En effet, les femmes de toutes les générations confondues se retrouvaient à l’occasion de chaque naissance, que ce soit la famille ou  les voisines venues pour donner leur avis, observer, échanger, aider. Cette épreuve dans la vie des femmes leur permettaient de renforcer les liens entre elles. Elle  redoutaient d’accoucher  en raison du fort taux de mortalité. L’accouchement ne se vivait pas de manière intime mais de manière communautaire où la future mère avait  besoin du soutien de toutes : certaines préparaient le lit, d’autres  les linges et l’eau. Elles prenaient place  dans la pièce principale, se saluaient selon les règles de bienséance et selon leur rang. On allumait  un feu de bois pour maintenir une température agréable pour la mère et l’enfant. Les femmes les plus pauvres accouchaient dans l’étable dans laquelle la chaleur était  fournie par les animaux.

Les pères  ne participaient en aucun cas à cet événement par incompétence et par pudeur. Accoucher grâce à un médecin ou un chirurgien au XVI ème siècle, n’était pas une garantie contre la mort en couches car l’obstétrique n’en était alors qu’à ses débuts.

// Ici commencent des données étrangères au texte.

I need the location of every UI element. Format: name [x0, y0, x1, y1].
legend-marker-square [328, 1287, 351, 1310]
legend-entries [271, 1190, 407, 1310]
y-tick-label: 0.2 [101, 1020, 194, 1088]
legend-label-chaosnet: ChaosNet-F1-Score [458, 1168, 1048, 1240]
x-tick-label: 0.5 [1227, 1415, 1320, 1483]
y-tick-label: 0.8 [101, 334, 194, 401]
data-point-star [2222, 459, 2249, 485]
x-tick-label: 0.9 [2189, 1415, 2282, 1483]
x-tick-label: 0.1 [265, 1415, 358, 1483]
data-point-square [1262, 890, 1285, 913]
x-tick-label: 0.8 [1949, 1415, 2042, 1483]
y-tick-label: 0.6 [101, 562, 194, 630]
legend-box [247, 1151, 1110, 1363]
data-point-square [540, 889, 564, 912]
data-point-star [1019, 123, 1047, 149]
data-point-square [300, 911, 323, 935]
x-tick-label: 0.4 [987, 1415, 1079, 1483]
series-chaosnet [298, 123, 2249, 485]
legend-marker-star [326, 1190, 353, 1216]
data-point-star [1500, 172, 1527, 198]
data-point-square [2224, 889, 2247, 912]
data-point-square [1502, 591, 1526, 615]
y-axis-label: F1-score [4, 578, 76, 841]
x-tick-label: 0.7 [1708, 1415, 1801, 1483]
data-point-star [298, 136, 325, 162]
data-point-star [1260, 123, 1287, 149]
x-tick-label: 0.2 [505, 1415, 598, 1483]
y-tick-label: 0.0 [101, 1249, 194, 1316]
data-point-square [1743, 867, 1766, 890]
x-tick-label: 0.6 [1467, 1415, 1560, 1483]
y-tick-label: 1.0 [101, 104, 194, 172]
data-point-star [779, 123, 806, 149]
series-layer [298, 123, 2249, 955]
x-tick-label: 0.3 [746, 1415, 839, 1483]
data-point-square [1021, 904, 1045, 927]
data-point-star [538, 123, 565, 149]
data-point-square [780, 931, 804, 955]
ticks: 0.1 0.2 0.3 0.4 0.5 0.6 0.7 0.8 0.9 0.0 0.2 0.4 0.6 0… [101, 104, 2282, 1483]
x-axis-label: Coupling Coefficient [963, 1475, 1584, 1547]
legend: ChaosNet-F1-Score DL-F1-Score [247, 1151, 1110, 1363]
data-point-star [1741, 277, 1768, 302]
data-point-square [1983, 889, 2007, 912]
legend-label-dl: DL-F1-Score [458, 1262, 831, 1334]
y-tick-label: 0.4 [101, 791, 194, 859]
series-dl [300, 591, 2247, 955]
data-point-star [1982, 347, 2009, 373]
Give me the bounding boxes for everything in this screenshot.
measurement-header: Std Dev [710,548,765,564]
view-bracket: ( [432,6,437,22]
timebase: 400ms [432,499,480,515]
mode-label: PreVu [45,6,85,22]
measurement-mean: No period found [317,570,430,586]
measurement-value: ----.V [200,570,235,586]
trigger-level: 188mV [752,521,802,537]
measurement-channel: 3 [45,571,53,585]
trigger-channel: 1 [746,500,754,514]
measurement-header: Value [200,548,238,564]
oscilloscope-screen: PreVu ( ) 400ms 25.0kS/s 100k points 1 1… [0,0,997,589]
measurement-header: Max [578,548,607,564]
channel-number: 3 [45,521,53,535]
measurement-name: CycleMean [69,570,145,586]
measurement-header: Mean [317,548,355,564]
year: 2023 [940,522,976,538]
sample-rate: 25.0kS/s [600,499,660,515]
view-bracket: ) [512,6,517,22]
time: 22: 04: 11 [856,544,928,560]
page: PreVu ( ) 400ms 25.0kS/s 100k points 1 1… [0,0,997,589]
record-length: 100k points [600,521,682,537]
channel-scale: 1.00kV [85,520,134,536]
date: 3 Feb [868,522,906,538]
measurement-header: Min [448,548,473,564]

Le statut de la sage-femme

L’obstétrique a commencé à évoluer vers des pratiques plus structurées à partir du XVIII° siècle et les sages-femmes ont commencé à être reconnues   notamment en ville.   Cependant, l’accouchement par les matrones reste majoritaire dans les campagnes. Avec  « L’abrégé de l’art des accouchements » », en 1759, Mme Angélique Le Boursier du Coudray consigna les meilleurs pratiques visant à assurer l’accouchement dans des conditions permettant de « …sauvegarder la vie de la mère et celle de l’enfant ». A partir du 19e siècle, la réglementation, la professionnalisation et la formation confèrent aux sages-femmes un véritable statut et un rôle déterminant dans la pratique obstétrique en France.